In my mind, that’s a lot of bug-prone, hard-to-read boilerplate for creating a model.

With Brace, the code is much simpler.

1
2
3
4
5
6
7
8
9
10
11
12
13
14
15
16
17
18
19
20
21
22
23
24
25
26
27
28
29
var Project = Brace.Model.extend({
    namedAttributes : {
        'key' : 'string',
        'name' : 'string'
    }
});

var Repository = Brace.Model.extend({
    namedAttributes : {
        'name' : 'string',
        'slug' : 'string',
        'project' : Project
    }
});

var Ref = Brace.Model.extend({
    namedAttributes : {
        id : 'string',
        repository : Repository
    }
});

var PullRequest = Brace.Model.extend({
    namedAttributes : {
        id : 'number',
        //...
        fromRef : Ref
    }
});

Now it’s one-third of the lines, and so much easier to read. Brace lets you declaratively define the types of your Model’s properties using the namedAttributes property.

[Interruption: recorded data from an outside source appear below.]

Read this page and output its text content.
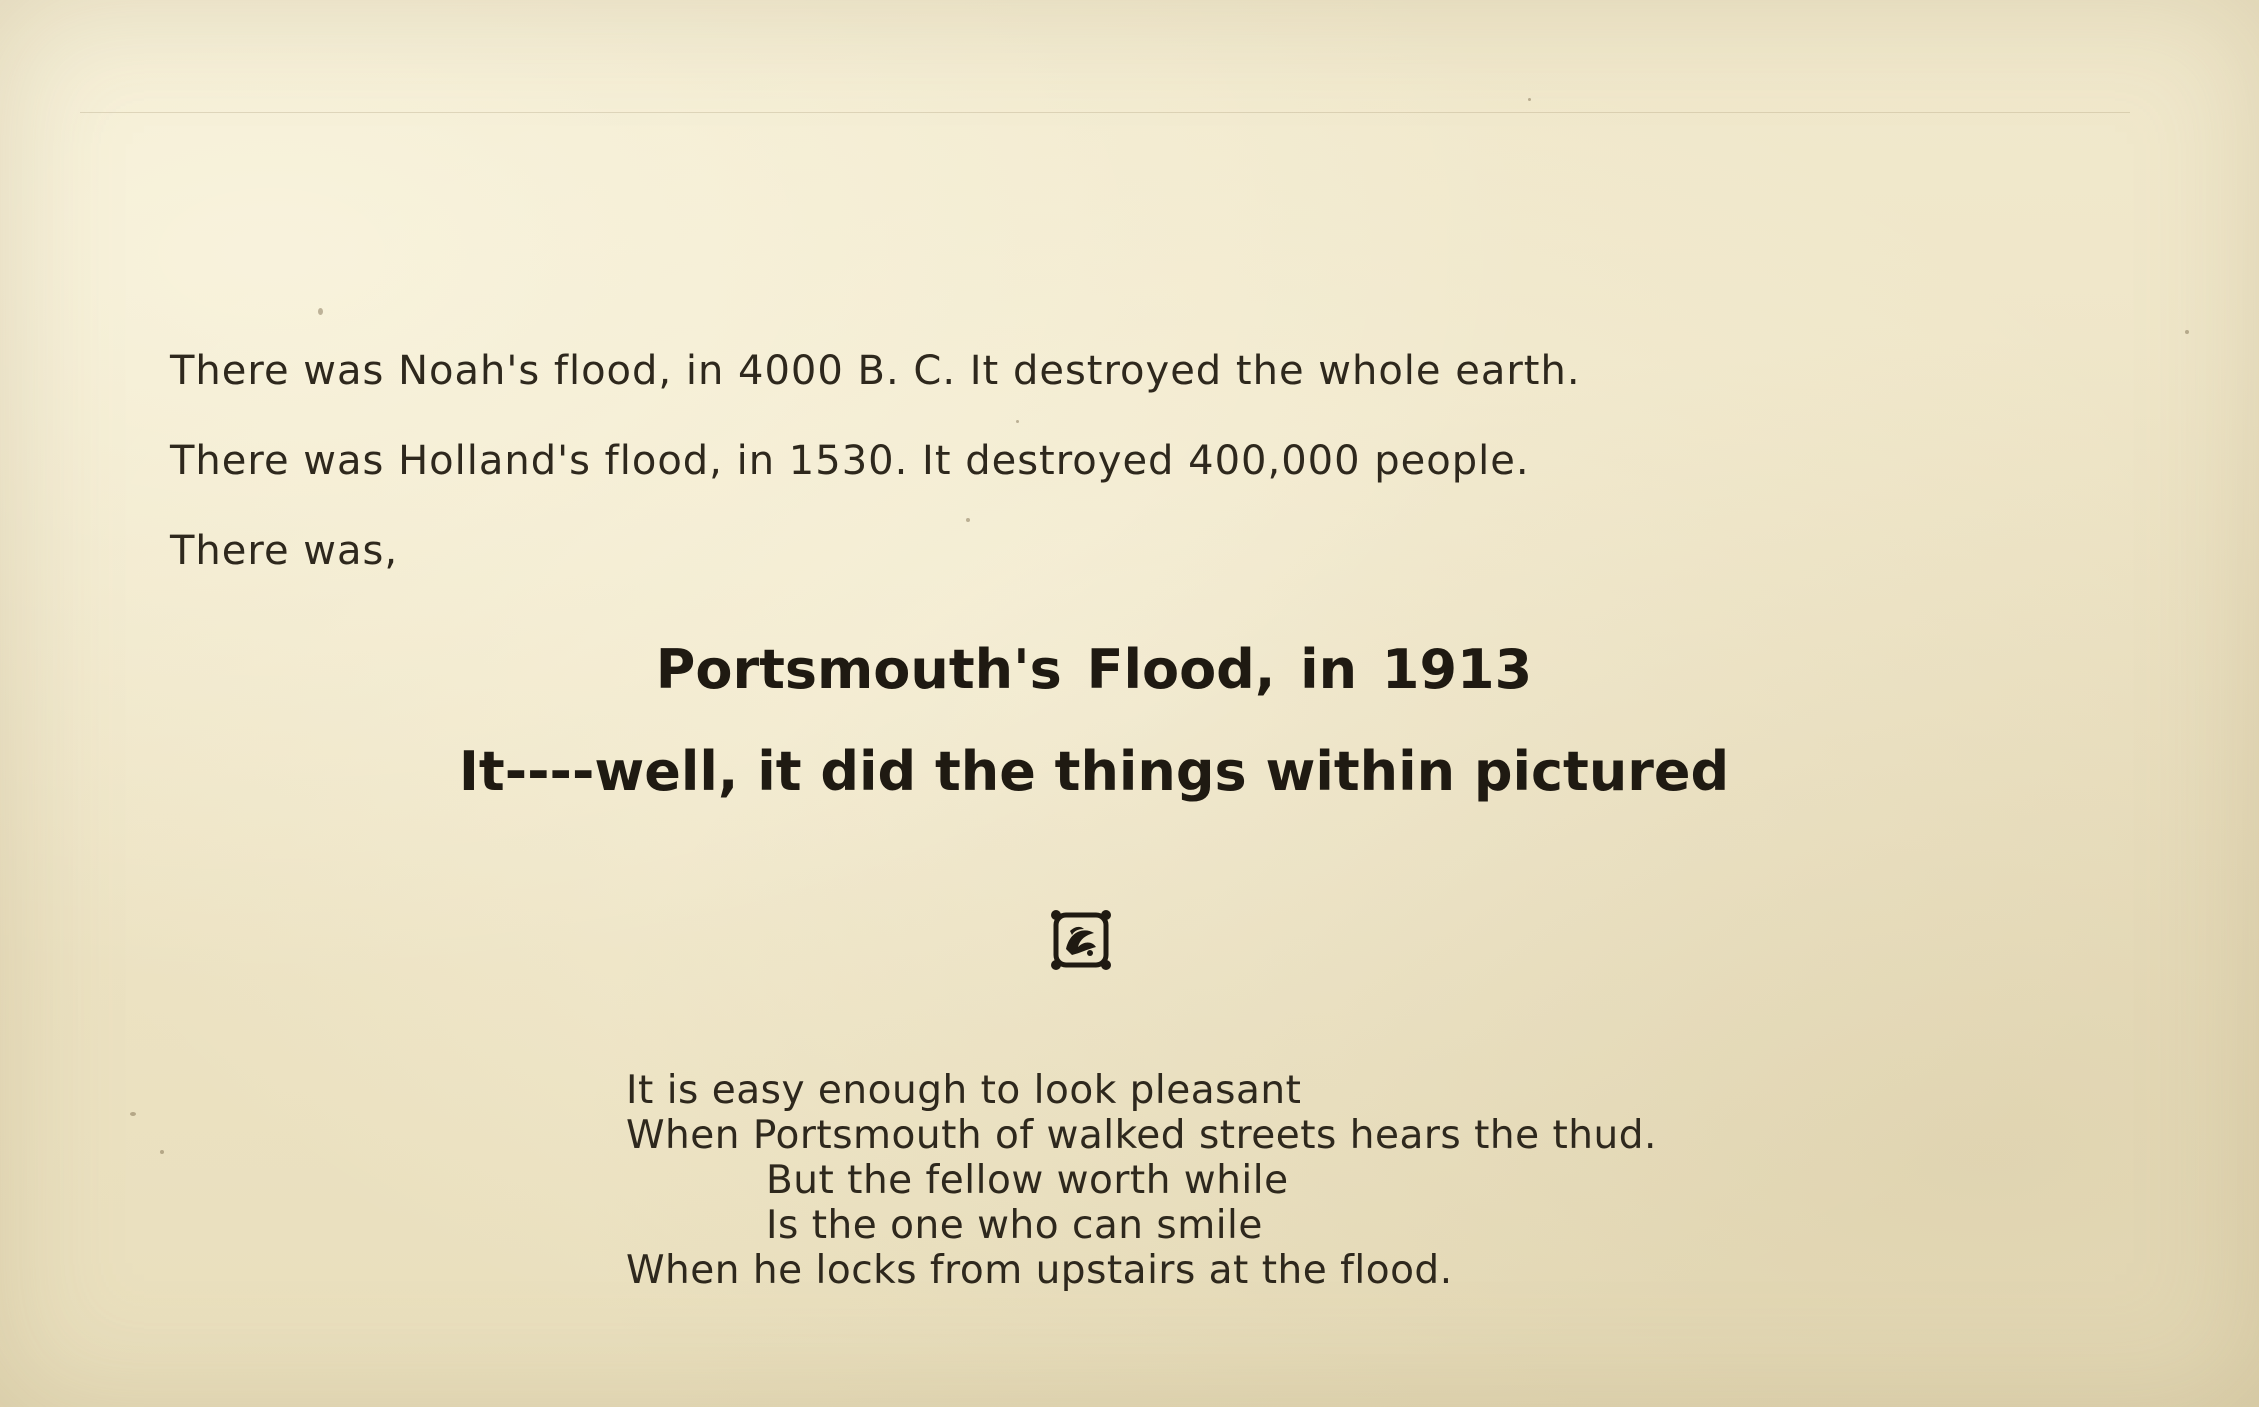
There was Noah's flood, in 4000 B. C. It destroyed the whole earth.
There was Holland's flood, in 1530. It destroyed 400,000 people.
There was,
Portsmouth's Flood, in 1913
It----well, it did the things within pictured
It is easy enough to look pleasant
When Portsmouth of walked streets hears the thud.
But the fellow worth while
Is the one who can smile
When he locks from upstairs at the flood.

When you pass in a string, it will use typeof to validate the type of that property. When you give it a function, it will use that function as a constructor and coerce any input to be instanceof that function. And with syntax inspired by Mongoose, passing in an array like [ ‘number’ ] as the type signifies that the property must be an array of numbers.

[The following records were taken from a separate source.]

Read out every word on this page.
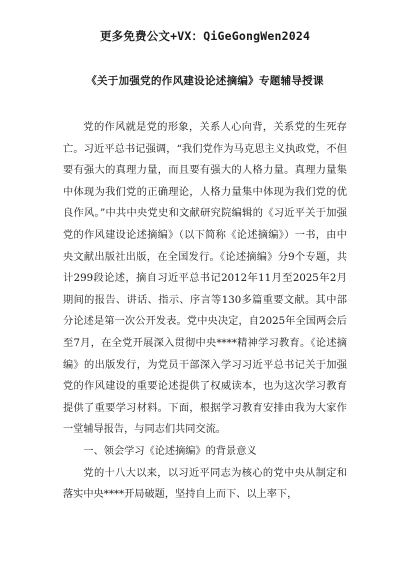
更多免费公文+VX：QiGeGongWen2024
《关于加强党的作风建设论述摘编》专题辅导授课

党的作风就是党的形象，关系人心向背，关系党的生死存亡。习近平总书记强调，“我们党作为马克思主义执政党，不但要有强大的真理力量，而且要有强大的人格力量。真理力量集中体现为我们党的正确理论，人格力量集中体现为我们党的优良作风。”中共中央党史和文献研究院编辑的《习近平关于加强党的作风建设论述摘编》（以下简称《论述摘编》）一书，由中央文献出版社出版，在全国发行。《论述摘编》分9个专题，共计299段论述，摘自习近平总书记2012年11月至2025年2月期间的报告、讲话、指示、序言等130多篇重要文献。其中部分论述是第一次公开发表。党中央决定，自2025年全国两会后至7月，在全党开展深入贯彻中央****精神学习教育。《论述摘编》的出版发行，为党员干部深入学习习近平总书记关于加强党的作风建设的重要论述提供了权威读本，也为这次学习教育提供了重要学习材料。下面，根据学习教育安排由我为大家作一堂辅导报告，与同志们共同交流。

一、领会学习《论述摘编》的背景意义

党的十八大以来，以习近平同志为核心的党中央从制定和落实中央****开局破题，坚持自上而下、以上率下，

Brace is open-source and available on Bitbucket. The readme contains more details on the syntax. Check it out!

If validation and coercion aren’t your cup of tea, or you’re interested in separating your related models in your JSON, also check out Backbone-relational which offers alternative ways to represent your object relationships, but without the type validation.